In summary, compared to non-pain control subjects, the fibromyalgia group exhibited a significant decrease in alpha-2 power in the central, temporoparietal, and occipital areas. The fibromyalgia group also exhibited negative correlations between their pain level and the alpha-2 frequency band in Cz, P4, and Pz. These findings indicate the importance of the alpha-2 frequency band in pain and the impact of fibromyalgia. Age did not relate significantly with the EEG data of the participants with fibromyalgia.

Data Availability

The datasets generated during and/or analysed during the current study are available from the corresponding author on reasonable request.

Disclosure

The funders played no role in the study design, the data collection and analysis, the decision to publish, or the preparation of the manuscript.

Conflicts of Interest

The authors have nothing to declare.

Acknowledgments

The authors acknowledge the valuable comments on the manuscript of the neurophysiology team of the San Pedro de Alcántara Hospital in Cáceres, Spain.
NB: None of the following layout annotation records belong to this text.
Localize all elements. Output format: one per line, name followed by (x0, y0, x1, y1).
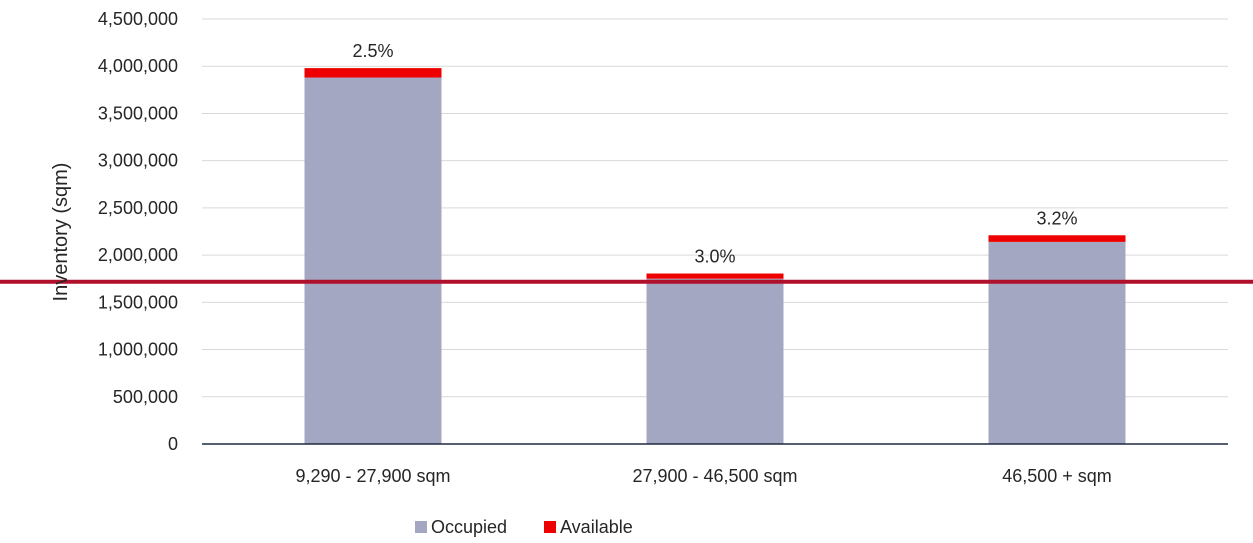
legend-swatch-occupied (415, 521, 427, 533)
bar-available (304, 68, 442, 78)
legend-label-occupied: Occupied (431, 517, 507, 537)
y-tick-label: 4,000,000 (98, 56, 178, 76)
y-tick-label: 500,000 (113, 387, 178, 407)
y-axis-ticks: 0 500,000 1,000,000 1,500,000 2,000,000 2,500… (98, 9, 178, 454)
y-axis-title: Inventory (sqm) (50, 163, 72, 302)
legend-label-available: Available (560, 517, 633, 537)
bar-occupied (304, 77, 442, 445)
bar-occupied (988, 241, 1126, 444)
y-tick-label: 0 (168, 434, 178, 454)
x-category-label: 46,500 + sqm (1002, 466, 1112, 486)
y-tick-label: 3,500,000 (98, 103, 178, 123)
y-tick-label: 1,500,000 (98, 292, 178, 312)
legend: Occupied Available (415, 517, 633, 537)
y-tick-label: 2,500,000 (98, 198, 178, 218)
x-axis-categories: 9,290 - 27,900 sqm 27,900 - 46,500 sqm 46,… (295, 466, 1111, 486)
bar-occupied (646, 278, 784, 444)
data-label: 3.2% (1036, 208, 1077, 228)
bar-available (646, 273, 784, 279)
y-tick-label: 2,000,000 (98, 245, 178, 265)
bar-available (988, 235, 1126, 242)
x-category-label: 27,900 - 46,500 sqm (632, 466, 797, 486)
data-labels: 2.5% 3.0% 3.2% (352, 41, 1077, 266)
data-label: 3.0% (694, 247, 735, 267)
data-label: 2.5% (352, 41, 393, 61)
y-tick-label: 1,000,000 (98, 340, 178, 360)
x-category-label: 9,290 - 27,900 sqm (295, 466, 450, 486)
y-tick-label: 3,000,000 (98, 151, 178, 171)
y-tick-label: 4,500,000 (98, 9, 178, 29)
legend-swatch-available (544, 521, 556, 533)
bars (304, 68, 1126, 445)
They are also grateful to the Extremadura Association of Fibromyalgia (AFIBROEX) in Cáceres for helping recruit the participants for this study. The author Daniel Collado-Mateo was supported by a grant from the Spanish Ministry of Education, Culture and Sport (FPU14/01283). The author Santos Villafaina was supported by a grant from the Regional Department of Economy and Infrastructure of the Government of Extremadura and the European Social Fund (PD16008). This study was cofunded by the Spanish Ministry of Economy and Competitiveness (reference no. DEP2015-70356) in the framework of the Spanish National R+D+i Plan. This study was also supported by the Biomedical Research Networking Center on Frailty and Healthy Aging (CIBERFES) and by FEDER funds from the European Union (CB16/10/00477).